Figure 5. IGF-I can directly induce the expression of mRNA transcripts that define the tumor-promoting phenotype of neutrophils

CD11b⁺Ly6G⁺ cells were isolate from the bone marrow of C57BL/6 mice using FACS sorting and cultured in vitro in serum free media (SFM) containing (or not) 10 ng/ml IGF-I for either 5 minutes prior to cell lysis for Western blotting (A), 3–4 hours prior to RNA extraction and analysis by qPCR (B) or 7–8 hours prior to collection of conditioned media for analysis by ELISA or Western blotting (C, D). Shown in (A) is a representative immunoblot performed on cell lysate proteins (3 mice/experiment/condition) and (on the bottom) the ratios of pIGFIR:IGFIR based on 3 different experiments and normalized to β-actin that was used as a loading control. Shown in (B) are mean expression values of the indicated transcripts normalized to GAPDH and expressed as fold change relative to non-treated cells that were assigned a value of 1 (n = 3). Shown in (C) are results of ELISA and in (D) results of immunoblotting, both performed on conditioned media collected from cultured neutrophils. They are expressed as means of fold increase (±SE) relative to unstimulated cells that were assigned a value of 1. A representative immunoblot is shown in the inset (D). The values shown in the bar graph were normalized to β-actin levels in the total cell lysates obtained from the neutrophils that were used as source of conditioned media (n = 3). ^*p < 0.05.

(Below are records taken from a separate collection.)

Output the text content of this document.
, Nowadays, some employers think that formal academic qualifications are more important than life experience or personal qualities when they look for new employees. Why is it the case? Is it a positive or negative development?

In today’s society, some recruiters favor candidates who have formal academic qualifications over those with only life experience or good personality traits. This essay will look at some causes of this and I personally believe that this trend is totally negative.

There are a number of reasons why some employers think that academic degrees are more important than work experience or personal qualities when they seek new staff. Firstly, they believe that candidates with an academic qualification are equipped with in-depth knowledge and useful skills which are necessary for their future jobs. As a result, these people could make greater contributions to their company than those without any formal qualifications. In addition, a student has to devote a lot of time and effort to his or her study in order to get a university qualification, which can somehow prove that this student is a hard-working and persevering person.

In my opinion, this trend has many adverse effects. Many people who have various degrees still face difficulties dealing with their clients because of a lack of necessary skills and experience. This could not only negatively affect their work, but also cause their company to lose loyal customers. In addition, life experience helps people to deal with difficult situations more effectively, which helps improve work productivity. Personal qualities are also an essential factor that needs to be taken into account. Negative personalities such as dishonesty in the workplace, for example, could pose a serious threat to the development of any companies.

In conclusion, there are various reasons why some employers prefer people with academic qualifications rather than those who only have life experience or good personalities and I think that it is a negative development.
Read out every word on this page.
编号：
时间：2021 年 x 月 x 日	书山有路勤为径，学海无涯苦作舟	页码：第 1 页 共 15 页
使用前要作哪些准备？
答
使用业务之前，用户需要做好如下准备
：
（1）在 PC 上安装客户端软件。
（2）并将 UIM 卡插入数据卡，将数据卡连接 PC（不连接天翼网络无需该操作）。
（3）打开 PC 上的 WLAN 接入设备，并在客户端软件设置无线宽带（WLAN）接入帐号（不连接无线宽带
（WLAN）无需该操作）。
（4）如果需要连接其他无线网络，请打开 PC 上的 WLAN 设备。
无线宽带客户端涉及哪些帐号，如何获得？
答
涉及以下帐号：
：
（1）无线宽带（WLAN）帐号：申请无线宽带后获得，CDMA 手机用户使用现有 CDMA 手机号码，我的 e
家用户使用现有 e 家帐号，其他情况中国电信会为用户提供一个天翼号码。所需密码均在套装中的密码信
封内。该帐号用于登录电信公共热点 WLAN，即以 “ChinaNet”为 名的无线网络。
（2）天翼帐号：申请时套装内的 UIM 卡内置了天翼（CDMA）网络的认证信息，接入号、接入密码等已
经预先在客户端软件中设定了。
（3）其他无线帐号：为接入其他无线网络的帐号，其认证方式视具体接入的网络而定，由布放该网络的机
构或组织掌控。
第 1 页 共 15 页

Figure 6. Treatment with the IGF-TRAP reduces the proportion of N2-polarized tumor-infiltrating neutrophils in vivo

C57Bl/6 mice were injected with 2.5 × 10⁵ MC-38 cells via the intrasplenic/portal route. Treatment with 1 or 10 mg/kg IGF-TRAP was initiated one day later and continued on alternate days for a total of 3 injections per mouse. Animals were euthanized and immune cells collected 6 days post tumor injection. Shown in (A) are representative flow cytometric profiles of CD11b⁺Ly6G^High neutrophils obtained from treated and untreated mice (3–6 mice per treatment arm, n = 3). The percent ICAM-1⁺ or CXCR4⁺ neutrophils are indicated in red. Shown in (B) are the means of fold change in the ratios of ICAM-1⁺:CXCR4⁺ neutrophils relative to control, non-treated mice (±SE) that were assigned a value of 1, based on the 3 experiments. ^***p < 0.001.